Kase has been an activist for years. She was arrested in October 2018 at the U.S. Capitol at an illegal protest against the nomination of Supreme Court Justice Brett Kavanaugh and was previously chief operating officer at CASA, a radical open-borders group that advocates for illegal aliens in the mid-Atlantic region.

The new push against gerrymandering appears to have been inspired by the Supreme Court’s rulings earlier this year, in which it decided to steer clear of the issue.

In June, the Supreme Court rejected a series of lawsuits in which officials from Virginia, North Carolina, and Maryland challenged redrawn state legislative districts they claimed were unlawfully gerrymandered for partisan benefit.

In one of the cases, Chief Justice John Roberts wrote that redistricting is a political question that can’t be decided by the courts, because there is no “judicially discoverable and manageable standards for resolving” it, he wrote, citing the court’s 1962 ruling in Baker v. Carr. States remain free to address the issue through state constitutional amendments, legislation, and independent commissions, Roberts said, noting that Congress, too, could take action.

Former President Barack Obama started a new campaign Aug. 26 called “Redistricting U” to combat partisan gerrymandering in key battleground states that Democrats hope to win in the 2020 presidential election and beyond. Redistricting U will provide free training for volunteers so they can “be leaders in the movement for fair maps,” according to the campaign’s website, AllOnTheLine.org.

Obama’s activist group, Organizing for Action, joined forces earlier this year with his former Attorney General Eric Holder’s group, National Redistricting Action Fund, to combat gerrymandering.

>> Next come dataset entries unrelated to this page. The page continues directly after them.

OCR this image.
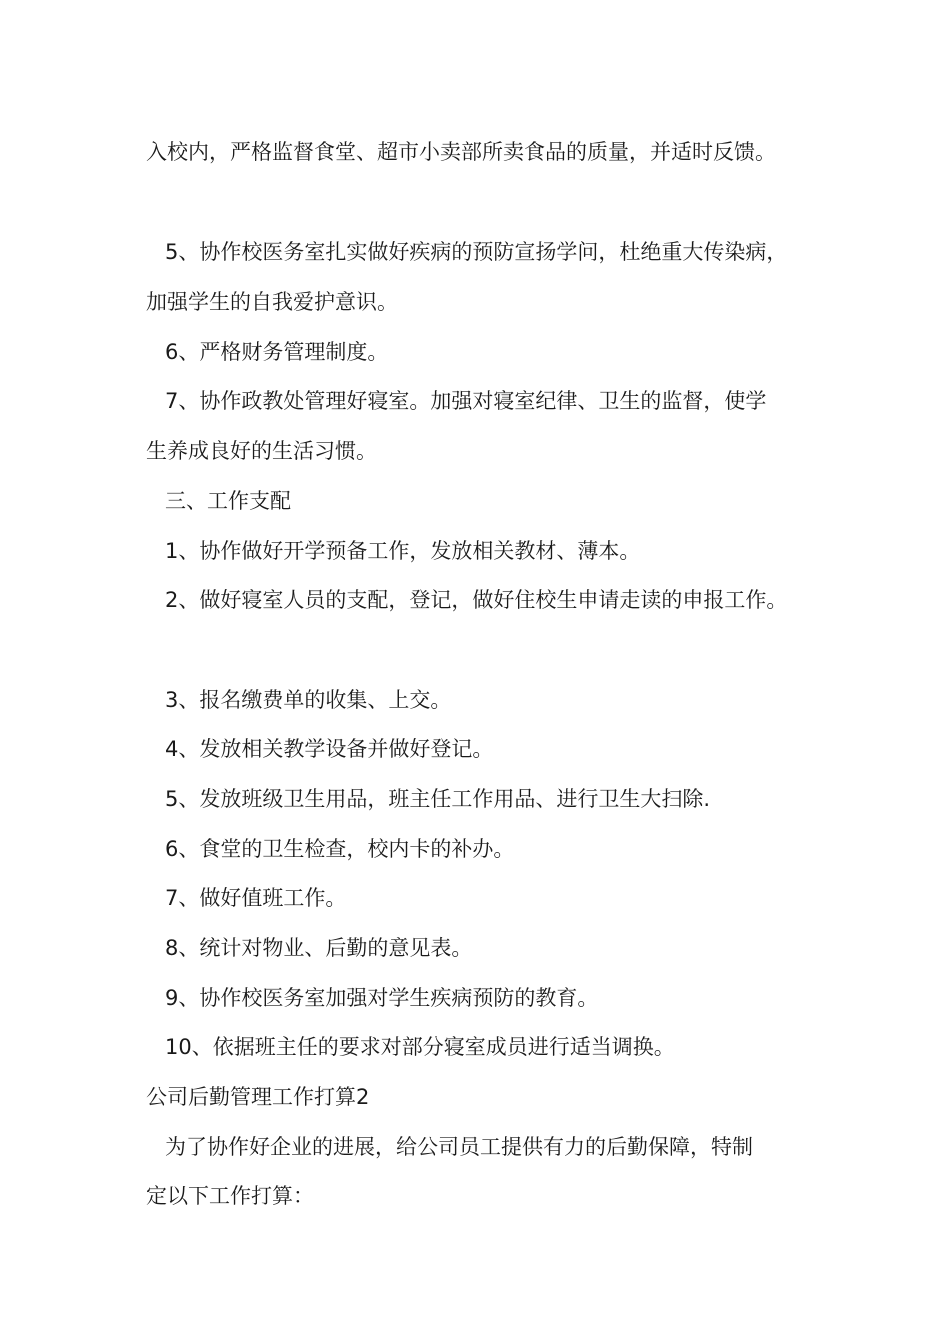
入校内，严格监督食堂、超市小卖部所卖食品的质量，并适时反馈。
5、协作校医务室扎实做好疾病的预防宣扬学问，杜绝重大传染病，
加强学生的自我爱护意识。
6、严格财务管理制度。
7、协作政教处管理好寝室。加强对寝室纪律、卫生的监督，使学
生养成良好的生活习惯。
三、工作支配
1、协作做好开学预备工作，发放相关教材、薄本。
2、做好寝室人员的支配，登记，做好住校生申请走读的申报工作。
3、报名缴费单的收集、上交。
4、发放相关教学设备并做好登记。
5、发放班级卫生用品，班主任工作用品、进行卫生大扫除.
6、食堂的卫生检查，校内卡的补办。
7、做好值班工作。
8、统计对物业、后勤的意见表。
9、协作校医务室加强对学生疾病预防的教育。
10、依据班主任的要求对部分寝室成员进行适当调换。
公司后勤管理工作打算2
为了协作好企业的进展，给公司员工提供有力的后勤保障，特制
定以下工作打算：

In August, unsuccessful 2018 Georgia gubernatorial candidate Stacey Abrams announced the Legislative Victory Fund, “a multimillion-dollar effort” between Fair Fight, a political action committee she created, and the state’s Democratic Party to elect more Democrats at the state level. Abrams hopes to combat the effects of redistricting through voter mobilization.

A nationwide campaign called Fair Fight 2020 “will help staff, fund, and train robust Democratic voter protection operations in battleground states across our country … to build an infrastructure of accountability across all levels of government.”

This article by Matthew Vadum appeared Sept. 5, 2019, in The Epoch Times. It was updated Sept. 10, 2019.